The prime minister today called for a sense of urgency with ‘make in India’. Speaking at the inaugural function of the second plant of Maruti Suzuki in Gujarat, he said that we should court investments of all sorts, and from everywhere but employ our people and sell everywhere.
The call repeated again after a decade of the flagship program is an acknowledgment of the monumental failure that it has been. At around 12% of the GDP, manufacturing as a now has the lowest share in 4 decades.
This is when the GDP itself has hardly doubled in the last decade, whereas it had tripled in the decade before. This is perhaps the biggest slump manufacturing has seen after independence.

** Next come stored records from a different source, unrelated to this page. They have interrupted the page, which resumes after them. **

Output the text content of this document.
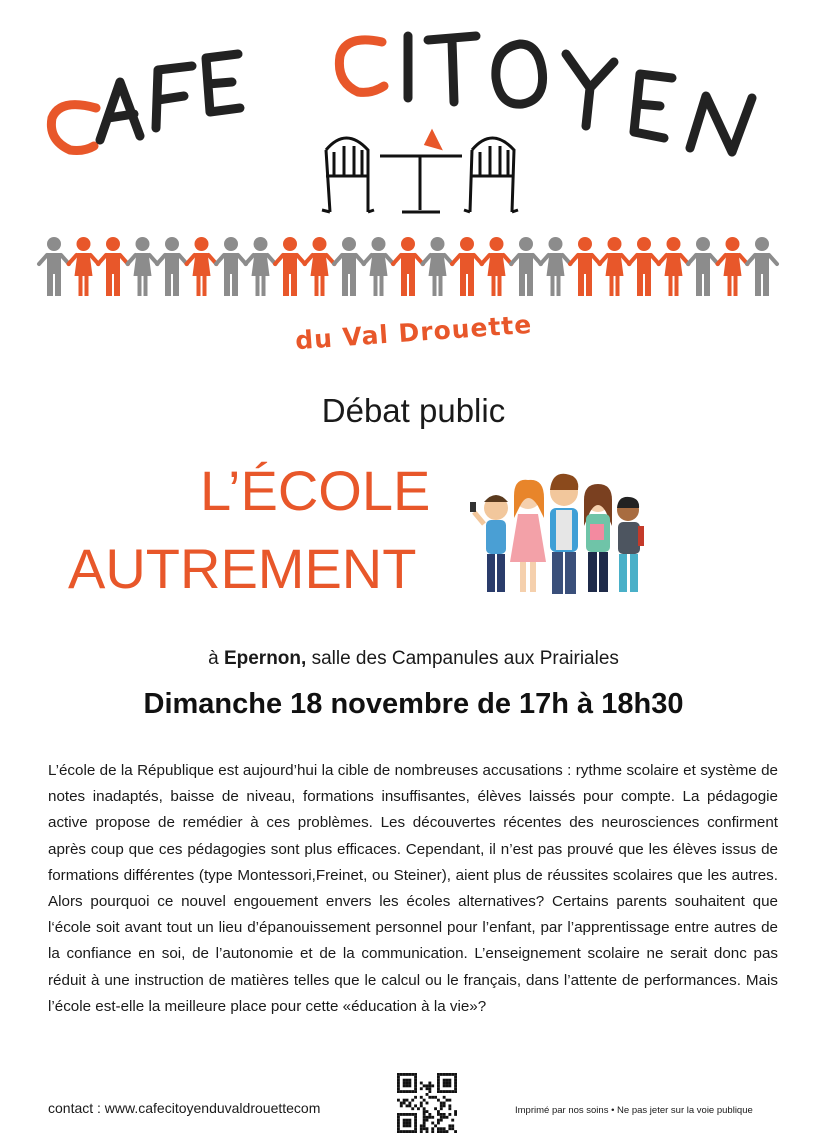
du Val Drouette
Débat public
L’ÉCOLE
AUTREMENT
à Epernon, salle des Campanules aux Prairiales
Dimanche 18 novembre de 17h à 18h30
L’école de la République est aujourd’hui la cible de nombreuses accusations : rythme scolaire et système de notes inadaptés, baisse de niveau, formations insuffisantes, élèves laissés pour compte. La pédagogie active propose de remédier à ces problèmes. Les découvertes récentes des neurosciences confirment après coup que ces pédagogies sont plus efficaces. Cependant, il n’est pas prouvé que les élèves issus de formations différentes (type Montessori,Freinet, ou Steiner), aient plus de réussites scolaires que les autres. Alors pourquoi ce nouvel engouement envers les écoles alternatives? Certains parents souhaitent que l‘école soit avant tout un lieu d’épanouissement personnel pour l’enfant, par l’apprentissage entre autres de la confiance en soi, de l’autonomie et de la communication. L’enseignement scolaire ne serait donc pas réduit à une instruction de matières telles que le calcul ou le français, dans l’attente de performances. Mais l’école est-elle la meilleure place pour cette «éducation à la vie»?
contact : www.cafecitoyenduvaldrouettecom	Imprimé par nos soins • Ne pas jeter sur la voie publique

Over the last decade we have seen that most of the big ticket manufacturing projects have been shifting to Gujarat, even the semiconductor unit was shifted there. This makes the regional divide even more pronounced.
Yet, what was striking, today’s speech is his absolute climb down on any pretense of ethics and transparency. He said he didn’t care if the money was white or black, as long as it was invested in India. Suddenly the entire specter of demonetization plays before us.
Was it to this end that hundreds died in queues before ATMs and millions of informal enterprises were wiped out. Was it to this effect, that GST was rolled out. The narrative of Swiss banks and tax havens, has long been abandoned. Newspapers today reported 43 billion rupees donated to unknown political parties in Gujarat. More than the entire opposition put together.
Ethics aside, where are we going to sell, the made in India products. With 50% tariffs, the biggest market is virtually closed for us, and others wouldn’t extend us any preference either. The extreme inequality that we are witnessing, worse than colonial era, means we don’t have buyers in the country as well.
Foreign capital would use not only our sweat, but also our natural resources. The developed world would prefer to shift its polluting industries, but are we in a position to accept them. With investments, technology and markets all being foreign, we may be reduced to a sweat shop. We have but crossed that stage.
With the AI disruption looming large, manufacturing is poised for a paradigm shift, we need to prepare for it, instead. In a world of fiat money, investment is not the bottleneck, technology is. Courting money, is futile, we need to court and create technology.
For that we must overcome our narrow and parochial political system. Where knowledge is respected, irrespective of position and identity.